There's also the iRig and several other input thingys you can use. I believe Amplitube makes the iRig, which works quite well with their app (the one you see in that iPad commercial).

AmpliTube for iPad


----------



## Digikid (Jun 22, 2010)

Yes I have it from an Apple source.....imovie WILL be on the iPad 1. It may have some locked features though that will not be available until you load it on a iPad 2 though.


----------



## dlehman (Mar 7, 2011)

Digikid said:


> Umm.....you may want to read this:
> 
> Apple announces iMovie, Garageband for iPad | iLounge News


If you scroll down to the bottom of the page, it says:

"iMovie is compatible with these devices: iPhone 4, iPod touch (4th generation), iPad 2"

I think we (iPad 1 owners) are out of luck.


----------



## wonderings (Jun 10, 2003)

dlehman said:


> If you scroll down to the bottom of the page, it says:
> 
> "iMovie is compatible with these devices: iPhone 4, iPod touch (4th generation), iPad 2"
> 
> I think we (iPad 1 owners) are out of luck.


I can see wanting iMovie on the iPad 2 and iPhone because you can record video on the device and just go from there. In order to edit video on the iPad, you need to import the video on your computer, transfer the video then to your iPad, seems a bit of a rigamarole to get the video there when you can do it on your computer in the first place.


----------



## fjnmusic (Oct 29, 2006)

wonderings said:


> I can see wanting iMovie on the iPad 2 and iPhone because you can record video on the device and just go from there. In order to edit video on the iPad, you need to import the video on your computer, transfer the video then to your iPad, seems a bit of a rigamarole to get the video there when you can do it on your computer in the first place.


OK, but that doesn't explain why they wouldn't make GarageBand compatible, especially since you can already use many music apps, such as Amplitube in the TV commercial.


----------



## wonderings (Jun 10, 2003)

fjnmusic said:


> OK, but that doesn't explain why they wouldn't make GarageBand compatible, especially since you can already use many music apps, such as Amplitube in the TV commercial.


I had not heard that Garageband was only for the iPad 2. Was that stated somewhere or just a rumour?


----------



## Joker Eh (Jan 22, 2008)

hayesk said:


> The clean and sleek design is the reason for the dongles. You may have a VGA monitor but I have a DisplayPort monitor and someone else has a DVI monitor. Would you rather have a dongle or a big ugly MacBook because Apple had to make it bigger to fit three kinds of video ports on it. And then there's USB, two kinds of FireWire, Thunderbolt, Ethernet, power, audio in and out, eSATA, etc. What a mess!

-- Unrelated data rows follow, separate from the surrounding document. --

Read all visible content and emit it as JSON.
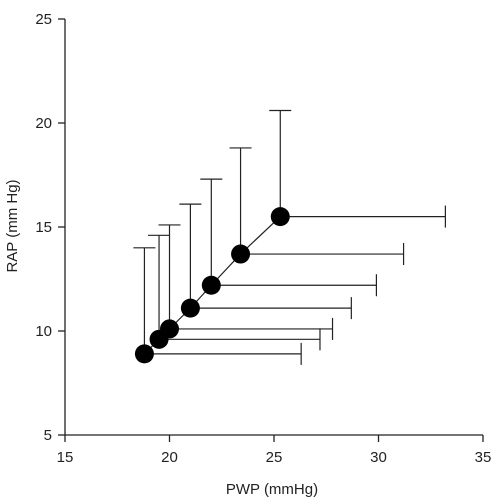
{
  "chart_data": {
    "type": "scatter",
    "title": "",
    "xlabel": "PWP (mmHg)",
    "ylabel": "RAP (mm Hg)",
    "xlim": [
      15,
      35
    ],
    "ylim": [
      5,
      25
    ],
    "xticks": [
      15,
      20,
      25,
      30,
      35
    ],
    "yticks": [
      5,
      10,
      15,
      20,
      25
    ],
    "grid": false,
    "connect_points": true,
    "series": [
      {
        "points": [
          {
            "x": 18.8,
            "y": 8.9,
            "x_err": 7.5,
            "y_err": 5.1
          },
          {
            "x": 19.5,
            "y": 9.6,
            "x_err": 7.7,
            "y_err": 5.0
          },
          {
            "x": 20.0,
            "y": 10.1,
            "x_err": 7.8,
            "y_err": 5.0
          },
          {
            "x": 21.0,
            "y": 11.1,
            "x_err": 7.7,
            "y_err": 5.0
          },
          {
            "x": 22.0,
            "y": 12.2,
            "x_err": 7.9,
            "y_err": 5.1
          },
          {
            "x": 23.4,
            "y": 13.7,
            "x_err": 7.8,
            "y_err": 5.1
          },
          {
            "x": 25.3,
            "y": 15.5,
            "x_err": 7.9,
            "y_err": 5.1
          }
        ]
      }
    ]
  }
}
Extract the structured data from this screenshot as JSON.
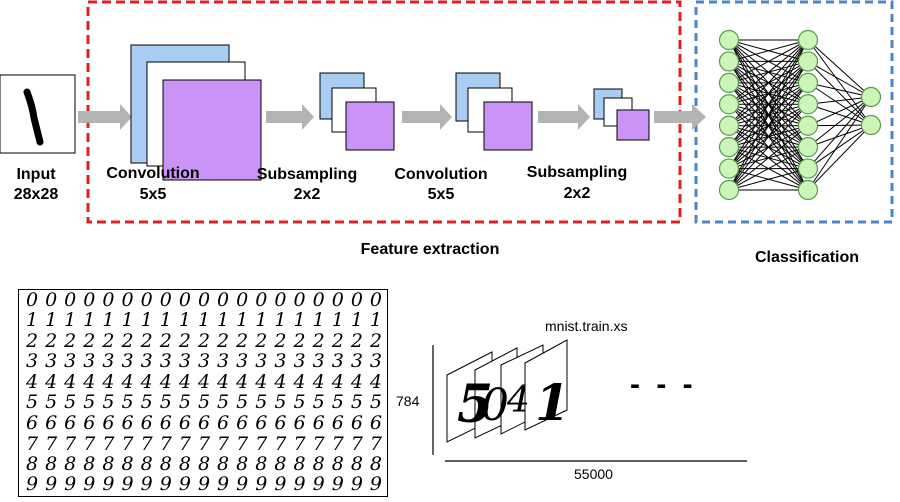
{
  "labels": {
    "input": "Input",
    "input_size": "28x28",
    "conv1": "Convolution",
    "conv1_size": "5x5",
    "sub1": "Subsampling",
    "sub1_size": "2x2",
    "conv2": "Convolution",
    "conv2_size": "5x5",
    "sub2": "Subsampling",
    "sub2_size": "2x2",
    "feature_extraction": "Feature extraction",
    "classification": "Classification"
  },
  "dataset": {
    "name": "mnist.train.xs",
    "rows_label": "784",
    "cols_label": "55000",
    "ellipsis": "- - -",
    "digit_rows": [
      "0000000000000000000",
      "1111111111111111111",
      "2222222222222222222",
      "3333333333333333333",
      "4444444444444444444",
      "5555555555555555555",
      "6666666666666666666",
      "7777777777777777777",
      "8888888888888888888",
      "9999999999999999999"
    ],
    "slide_glyphs": [
      "5",
      "0",
      "4",
      "1"
    ]
  },
  "colors": {
    "red_dash": "#e02020",
    "blue_dash": "#4a86c8",
    "blue_map": "#a9cdf2",
    "purple_map": "#c994f5",
    "arrow": "#b3b3b3",
    "node_fill": "#ccf5b8",
    "node_stroke": "#5a9a4a"
  },
  "network": {
    "layers": [
      8,
      8,
      2
    ]
  }
}
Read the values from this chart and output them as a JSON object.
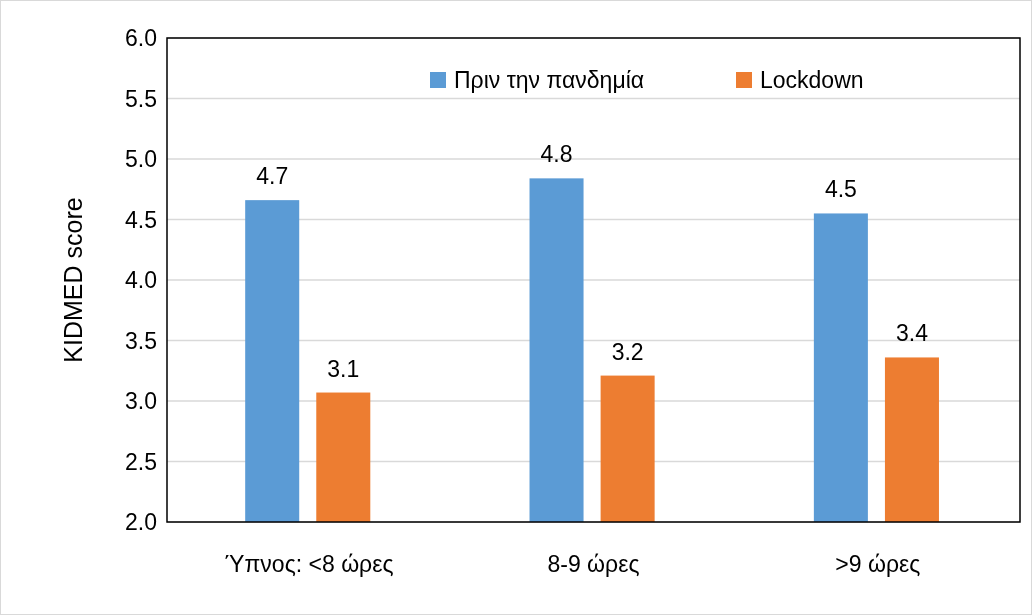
{
  "chart_data": {
    "type": "bar",
    "ylabel": "KIDMED score",
    "categories": [
      "Ύπνος: <8 ώρες",
      "8-9 ώρες",
      ">9 ώρες"
    ],
    "series": [
      {
        "name": "Πριν την πανδημία",
        "color": "#5b9bd5",
        "values": [
          4.66,
          4.84,
          4.55
        ],
        "value_labels": [
          "4.7",
          "4.8",
          "4.5"
        ]
      },
      {
        "name": "Lockdown",
        "color": "#ed7d31",
        "values": [
          3.07,
          3.21,
          3.36
        ],
        "value_labels": [
          "3.1",
          "3.2",
          "3.4"
        ]
      }
    ],
    "ylim": [
      2,
      6
    ],
    "yticks": [
      {
        "value": 2,
        "label": "2.0"
      },
      {
        "value": 2.5,
        "label": "2.5"
      },
      {
        "value": 3,
        "label": "3.0"
      },
      {
        "value": 3.5,
        "label": "3.5"
      },
      {
        "value": 4,
        "label": "4.0"
      },
      {
        "value": 4.5,
        "label": "4.5"
      },
      {
        "value": 5,
        "label": "5.0"
      },
      {
        "value": 5.5,
        "label": "5.5"
      },
      {
        "value": 6,
        "label": "6.0"
      }
    ],
    "grid": "y",
    "legend": "top right"
  }
}
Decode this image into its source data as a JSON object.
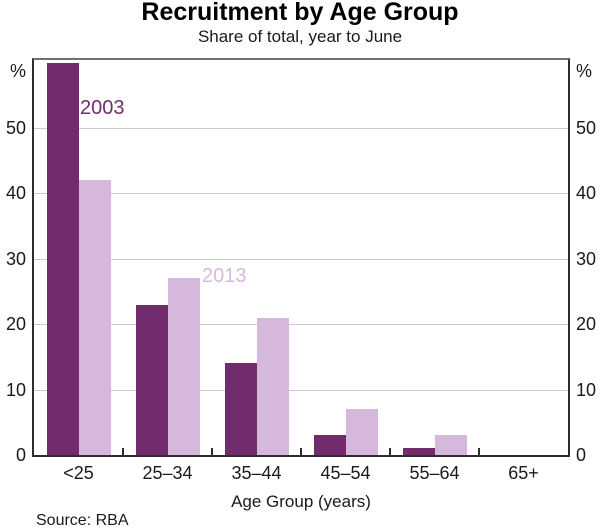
{
  "chart_data": {
    "type": "bar",
    "title": "Recruitment by Age Group",
    "subtitle": "Share of total, year to June",
    "xlabel": "Age Group (years)",
    "unit_left": "%",
    "unit_right": "%",
    "categories": [
      "<25",
      "25–34",
      "35–44",
      "45–54",
      "55–64",
      "65+"
    ],
    "series": [
      {
        "name": "2003",
        "color": "#722C6E",
        "values": [
          60,
          23,
          14,
          3,
          1,
          0
        ]
      },
      {
        "name": "2013",
        "color": "#D5B8DC",
        "values": [
          42,
          27,
          21,
          7,
          3,
          0
        ]
      }
    ],
    "yticks": [
      0,
      10,
      20,
      30,
      40,
      50
    ],
    "ylim": [
      0,
      61
    ],
    "grid": "horizontal",
    "legend": "inline-annotations",
    "source": "Source: RBA",
    "colors": {
      "gridline": "#cacaca",
      "axis": "#2e2e2e",
      "top_frame": "#707070",
      "text": "#1a1a1a"
    }
  }
}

Good point. But then why not create one dongle with all ports?


----------



## screature (May 14, 2007)

wonderings said:


> I can see wanting iMovie on the iPad 2 and iPhone because you can record video on the device and just go from there. *In order to edit video on the iPad, you need to import the video on your computer, transfer the video then to your iPad, seems a bit of a rigamarole to get the video there when you can do it on your computer in the first place.*


+1 Exactly, iMovie on the iPad1.0 doesn't make a whole lot of sense.


----------



## fjnmusic (Oct 29, 2006)

screature said:


> +1 Exactly, iMovie on the iPad1.0 doesn't make a whole lot of sense.


Not true. My kids import pics and vids from their cameras all the time to their iPads. It would be great to have iMovie to edit them.


----------